Monday, December 17, 2018

Death with dignity?

Supporters of assisted suicide say they support death with dignity. What conception of dignity are they using?

8 comments:

Starhopper said...

This is a delicate subject, and contrary to some "hard liners" gives no easy answers.

I note with fascination that, although Dante devoted an entire circle of his Hell to the virtuous pagans, and 1/3rd of another to the suicides, he chose the pagan suicide Cato (the Younger), who chose not to live in a world ruled by the victorious Caesar, as his guardian of the approaches to Purgatory (to which no damned soul is allowed admittance). Apparently, Cato's autodemise was "death with dignity", whilst the souls in the Wood of Suicides in the Inferno were those who had thrown their lives away (without dignity).

In 1st Samuel, Saul kills himself to avoid falling into the hands of the Philistines. His qualifies as a death with dignity.

In the modern world, the overwhelming majority of suicides are mentally ill, and therefore not responsible for their actions. But euthanasia is a separate category of suicide, and what is all too often considered to be "dignity" is in actuality an unwillingness to submit to pain. By itself, that is not an argument against euthanasia (there are much better ones available), but is most certainly a strike against it having anything to do with "dignity".

Hal said...

But euthanasia is a separate category of suicide, and what is all too often considered to be "dignity" is in actuality an unwillingness to submit to pain.

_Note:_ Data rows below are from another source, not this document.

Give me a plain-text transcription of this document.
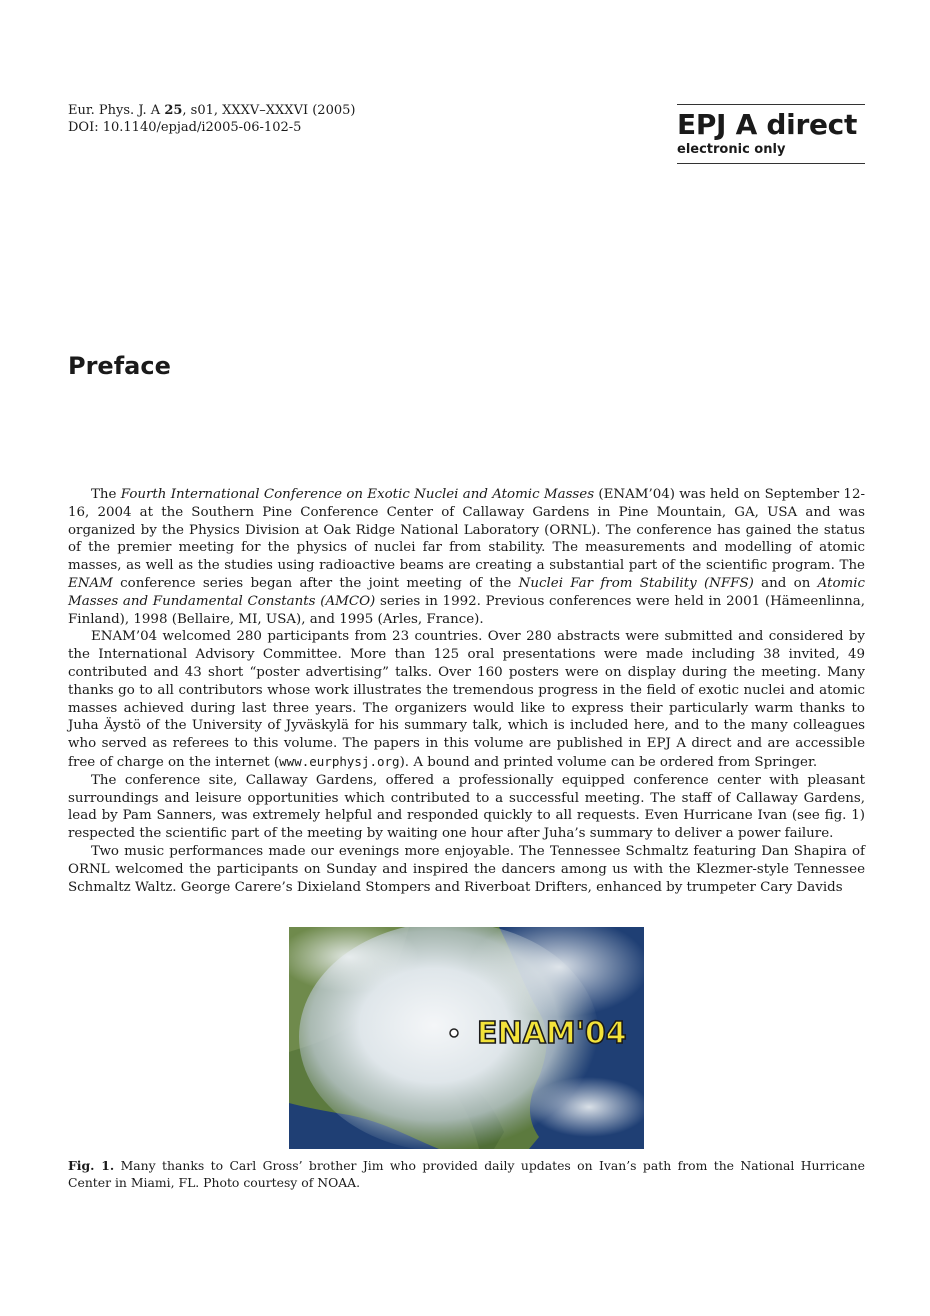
Eur. Phys. J. A 25, s01, XXXV–XXXVI (2005)
DOI: 10.1140/epjad/i2005-06-102-5	EPJ A direct
electronic only
Preface

The Fourth International Conference on Exotic Nuclei and Atomic Masses (ENAM’04) was held on September 12-16, 2004 at the Southern Pine Conference Center of Callaway Gardens in Pine Mountain, GA, USA and was organized by the Physics Division at Oak Ridge National Laboratory (ORNL). The conference has gained the status of the premier meeting for the physics of nuclei far from stability. The measurements and modelling of atomic masses, as well as the studies using radioactive beams are creating a substantial part of the scientific program. The ENAM conference series began after the joint meeting of the Nuclei Far from Stability (NFFS) and on Atomic Masses and Fundamental Constants (AMCO) series in 1992. Previous conferences were held in 2001 (Hämeenlinna, Finland), 1998 (Bellaire, MI, USA), and 1995 (Arles, France).

ENAM’04 welcomed 280 participants from 23 countries. Over 280 abstracts were submitted and considered by the International Advisory Committee. More than 125 oral presentations were made including 38 invited, 49 contributed and 43 short “poster advertising” talks. Over 160 posters were on display during the meeting. Many thanks go to all contributors whose work illustrates the tremendous progress in the field of exotic nuclei and atomic masses achieved during last three years. The organizers would like to express their particularly warm thanks to Juha Äystö of the University of Jyväskylä for his summary talk, which is included here, and to the many colleagues who served as referees to this volume. The papers in this volume are published in EPJ A direct and are accessible free of charge on the internet (www.eurphysj.org). A bound and printed volume can be ordered from Springer.

The conference site, Callaway Gardens, offered a professionally equipped conference center with pleasant surroundings and leisure opportunities which contributed to a successful meeting. The staff of Callaway Gardens, lead by Pam Sanners, was extremely helpful and responded quickly to all requests. Even Hurricane Ivan (see fig. 1) respected the scientific part of the meeting by waiting one hour after Juha’s summary to deliver a power failure.

Two music performances made our evenings more enjoyable. The Tennessee Schmaltz featuring Dan Shapira of ORNL welcomed the participants on Sunday and inspired the dancers among us with the Klezmer-style Tennessee Schmaltz Waltz. George Carere’s Dixieland Stompers and Riverboat Drifters, enhanced by trumpeter Cary Davids

ENAM'04
Fig. 1. Many thanks to Carl Gross’ brother Jim who provided daily updates on Ivan’s path from the National Hurricane Center in Miami, FL. Photo courtesy of NOAA.
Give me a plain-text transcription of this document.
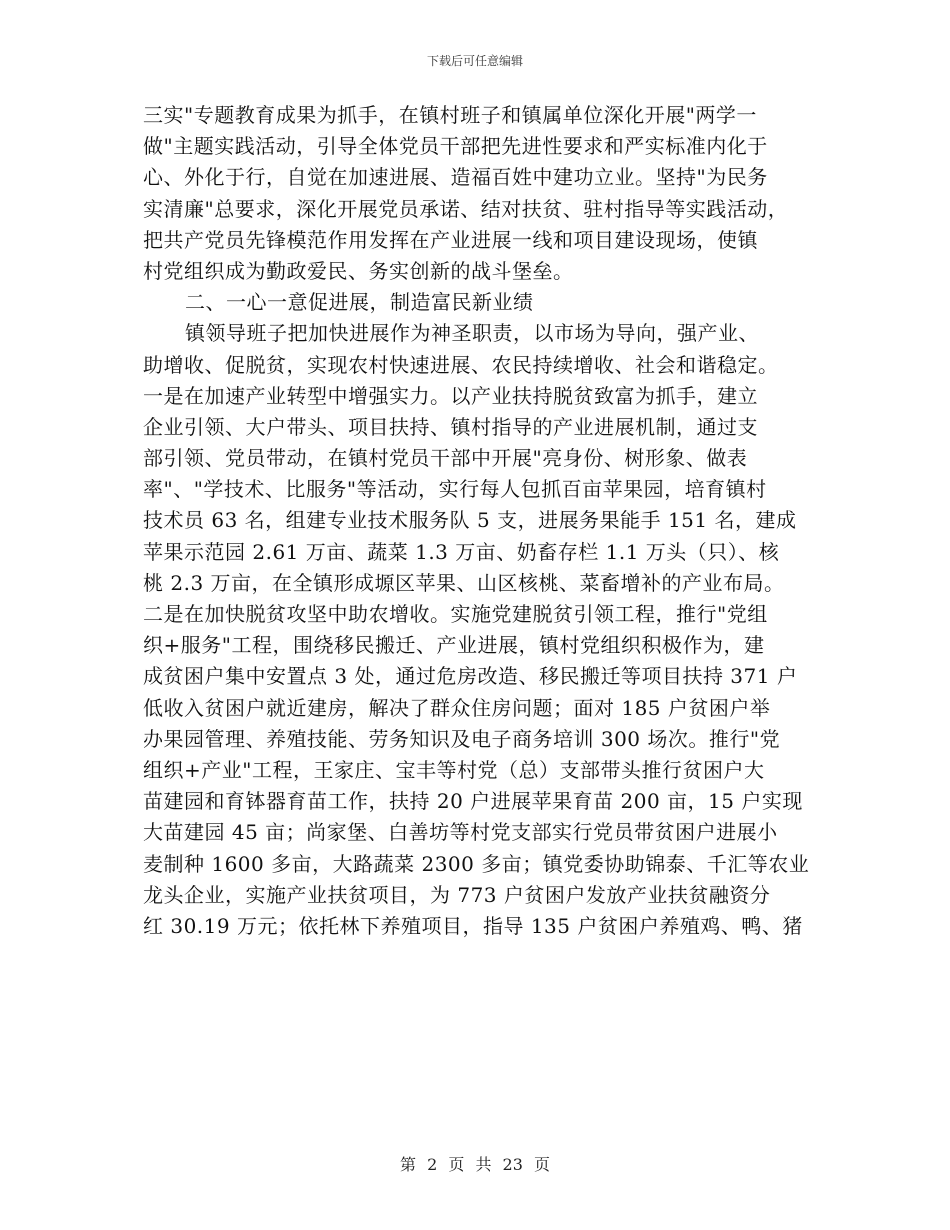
下载后可任意编辑
三实"专题教育成果为抓手，在镇村班子和镇属单位深化开展"两学一
做"主题实践活动，引导全体党员干部把先进性要求和严实标准内化于
心、外化于行，自觉在加速进展、造福百姓中建功立业。坚持"为民务
实清廉"总要求，深化开展党员承诺、结对扶贫、驻村指导等实践活动，
把共产党员先锋模范作用发挥在产业进展一线和项目建设现场，使镇
村党组织成为勤政爱民、务实创新的战斗堡垒。
二、一心一意促进展，制造富民新业绩
镇领导班子把加快进展作为神圣职责，以市场为导向，强产业、
助增收、促脱贫，实现农村快速进展、农民持续增收、社会和谐稳定。
一是在加速产业转型中增强实力。以产业扶持脱贫致富为抓手，建立
企业引领、大户带头、项目扶持、镇村指导的产业进展机制，通过支
部引领、党员带动，在镇村党员干部中开展"亮身份、树形象、做表
率"、"学技术、比服务"等活动，实行每人包抓百亩苹果园，培育镇村
技术员 63 名，组建专业技术服务队 5 支，进展务果能手 151 名，建成
苹果示范园 2.61 万亩、蔬菜 1.3 万亩、奶畜存栏 1.1 万头（只）、核
桃 2.3 万亩，在全镇形成塬区苹果、山区核桃、菜畜增补的产业布局。
二是在加快脱贫攻坚中助农增收。实施党建脱贫引领工程，推行"党组
织+服务"工程，围绕移民搬迁、产业进展，镇村党组织积极作为，建
成贫困户集中安置点 3 处，通过危房改造、移民搬迁等项目扶持 371 户
低收入贫困户就近建房，解决了群众住房问题；面对 185 户贫困户举
办果园管理、养殖技能、劳务知识及电子商务培训 300 场次。推行"党
组织+产业"工程，王家庄、宝丰等村党（总）支部带头推行贫困户大
苗建园和育钵器育苗工作，扶持 20 户进展苹果育苗 200 亩，15 户实现
大苗建园 45 亩；尚家堡、白善坊等村党支部实行党员带贫困户进展小
麦制种 1600 多亩，大路蔬菜 2300 多亩；镇党委协助锦泰、千汇等农业
龙头企业，实施产业扶贫项目，为 773 户贫困户发放产业扶贫融资分
红 30.19 万元；依托林下养殖项目，指导 135 户贫困户养殖鸡、鸭、猪
第 2 页 共 23 页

I fail to see why being forced to suffer needless* pain lends dignity to one's death. Having worked in health care for 30 years, I've seen some pretty undignified ways of dying. Unfortunately, I can't go into details regarding those deaths.

I do believe there is dignity in coming to terms with one's mortality, facing the fact that we all must, sooner or later, die.



*I call it needless because it is not part of a healing process.

Starhopper said...

"I fail to see why being forced to suffer needless pain lends dignity to one's death."

That was not my point. I did not say that pain adds dignity. But I do say that relieving pain does not add to it. My point is that they are separate issues.

Hal said...

Thanks for clarifying your original point.

Starhopper said...

Hal,

I just saw this, which is an absolutely perfect illustration of how internet conversations can descend into... well, into hell. We need to ask what each other really means, and then accept each others' clarifications.

Thank you for doing so.

Legion of Logic said...

I would assume by "dignity", in the case of a terminal illness for example, they mean the difference between dying after wasting away in a lot of pain, or choosing to punch out before going through those things. Many would choose the latter.

One core component of human dignity is treating someone with enough respect to allow them to make decisions for themselves. One of those decisions would be whether or not one is forced to die in a prolonged, agonizing manner.

Victor Reppert said...

We already have hospice care, which stops attempts to prolong life, and seeks to make the victim as comfortable as possible at the end.

Disability rights advocates are opponents of assisted suicide. They claim that most people choose assisted suicide not to deal with pain, but they cannot tolerate disability. But if we send the message that life with disability is not worth living, what does that tell those who battle disability every day?

https://dredf.org/public-policy/assisted-suicide/?fbclid=IwAR16Pisqk7ZTcwVtMAQOOwZRv3hiVP-qdQp7GmdP95jbJAnT6p3beLxZuG0

One Brow said...

Victor Reppert said...
We already have hospice care, which stops attempts to prolong life, and seeks to make the victim as comfortable as possible at the end.

Which my or may not result in a tolerable amount of pain.

Disability rights advocates are opponents of assisted suicide. They claim that most people choose assisted suicide not to deal with pain, but they cannot tolerate disability. But if we send the message that life with disability is not worth living, what does that tell those who battle disability every day?

I agree we need to provide a more positive view of the opportunities available to the disabled, but for a discussion of "death with dignity", there whether life is worth living is rather beside the point.